J'ai toujours voulu écrire sur ce sujet. M'y voilà. Chers enfants, veuillez ne pas tenter cette expérience à la maison, car elle peut être dangereuse.

« Aimeriez-vous essayer un entraînement à l'occlusion vasculaire ? » Cette question m'a récemment été posée par Claudio Viecelli, biologiste moléculaire et musculaire à l'ETH Zurich. L'occlusion ? Ça sonne bien, je suis votre homme. Mais ce que j'ignorais alors, c'est que cet entraînement allait être un enfer. J'y reviendrai un peu plus tard dans le texte.

Entraînement à la limite de la performance physiologique

Vendredi matin. J'ai rendez-vous avec Claudio et le Dr Fabian Schaller, directeur médical de Medbase WIN4 à Winterthour. Pour me préparer, j'ai effectué quelques recherches sur Google concernant l'occlusion et la restriction du flux sanguin, la fameuse Blow Flood Restriction (BFR). Ok, j'ai naïvement donné mon accord avant de me renseigner. C'est tout moi. Comme j'aimerais en savoir un peu plus encore, je demande un complément d'information au docteur.

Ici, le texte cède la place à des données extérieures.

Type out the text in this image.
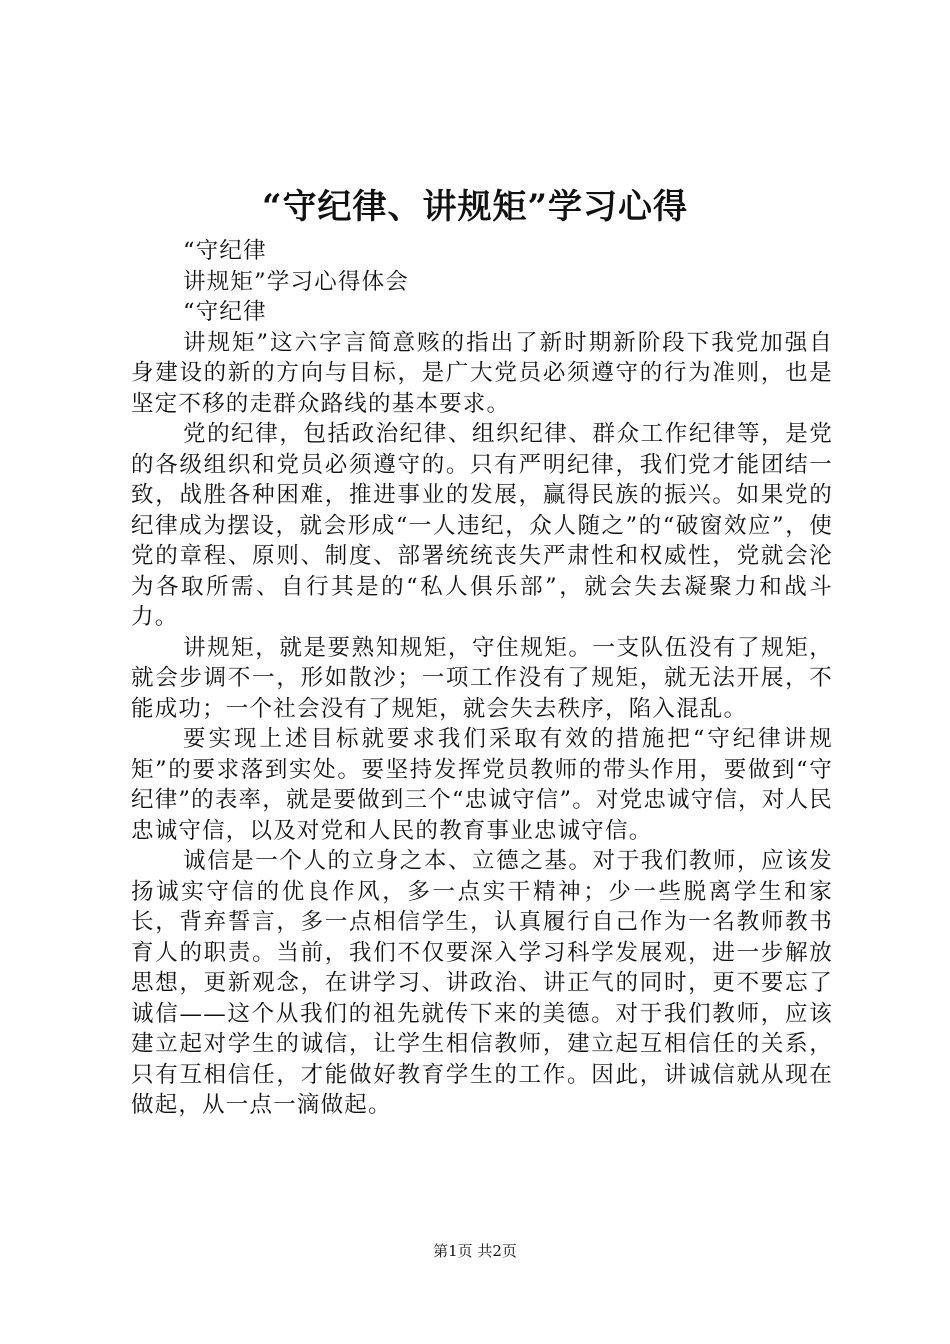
“守纪律、讲规矩”学习心得

“守纪律

讲规矩”学习心得体会

“守纪律

讲规矩”这六字言简意赅的指出了新时期新阶段下我党加强自身建设的新的方向与目标，是广大党员必须遵守的行为准则，也是坚定不移的走群众路线的基本要求。

党的纪律，包括政治纪律、组织纪律、群众工作纪律等，是党的各级组织和党员必须遵守的。只有严明纪律，我们党才能团结一致，战胜各种困难，推进事业的发展，赢得民族的振兴。如果党的纪律成为摆设，就会形成“一人违纪，众人随之”的“破窗效应”，使党的章程、原则、制度、部署统统丧失严肃性和权威性，党就会沦为各取所需、自行其是的“私人俱乐部”，就会失去凝聚力和战斗力。

讲规矩，就是要熟知规矩，守住规矩。一支队伍没有了规矩，就会步调不一，形如散沙；一项工作没有了规矩，就无法开展，不能成功；一个社会没有了规矩，就会失去秩序，陷入混乱。

要实现上述目标就要求我们采取有效的措施把“守纪律讲规矩”的要求落到实处。要坚持发挥党员教师的带头作用，要做到“守纪律”的表率，就是要做到三个“忠诚守信”。对党忠诚守信，对人民忠诚守信，以及对党和人民的教育事业忠诚守信。

诚信是一个人的立身之本、立德之基。对于我们教师，应该发扬诚实守信的优良作风，多一点实干精神；少一些脱离学生和家长，背弃誓言，多一点相信学生，认真履行自己作为一名教师教书育人的职责。当前，我们不仅要深入学习科学发展观，进一步解放思想，更新观念，在讲学习、讲政治、讲正气的同时，更不要忘了诚信——这个从我们的祖先就传下来的美德。对于我们教师，应该建立起对学生的诚信，让学生相信教师，建立起互相信任的关系，只有互相信任，才能做好教育学生的工作。因此，讲诚信就从现在做起，从一点一滴做起。

第1页 共2页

Qu'est-ce que l'entraînement à l'occlusion et comment ça marche ?
Dr. Fabian Schaller, médecin en chef de Medbase WIN4 : lors d'un entraînement à l'occlusion correctement effectué, le sang parvient au muscle via le flux sanguin artériel. Mais les veines étant rétrécies par le bandage, le sang dans le muscle ne reflue que partiellement, permettant ainsi aux fibres musculaires de gonfler. La restriction du flux sanguin entraîne également l'accumulation d'un certain nombre de produits métaboliques tels que l'acide lactique, lesquels stimulent la croissance musculaire. Et l'épuisement direct infligé aux muscles oblige le système nerveux à recruter les fibres musculaires les plus larges qui se contractent rapidement. Ces dernières ont la plus grande capacité de croissance.

Cette technique de l'occlusion consiste grosso modo à priver les muscles d'oxygène, ce qui permet de fatiguer les muscles plus rapidement avec moins de poids. En tant que médecin du sport, je trouve cela très intéressant. Grâce à cette méthode, les articulations sont moins sollicitées, entraînant alors une hyperthropie, c'est-à-dire une croissance musculaire. Pour ce faire, la partie supérieure de chaque groupe musculaire – comme les quadriceps – est attachée avec une bande qui limite le reflux sanguin hors du muscle sollicité. Il s'agit d'un entraînement à la limite de la performance physiologique.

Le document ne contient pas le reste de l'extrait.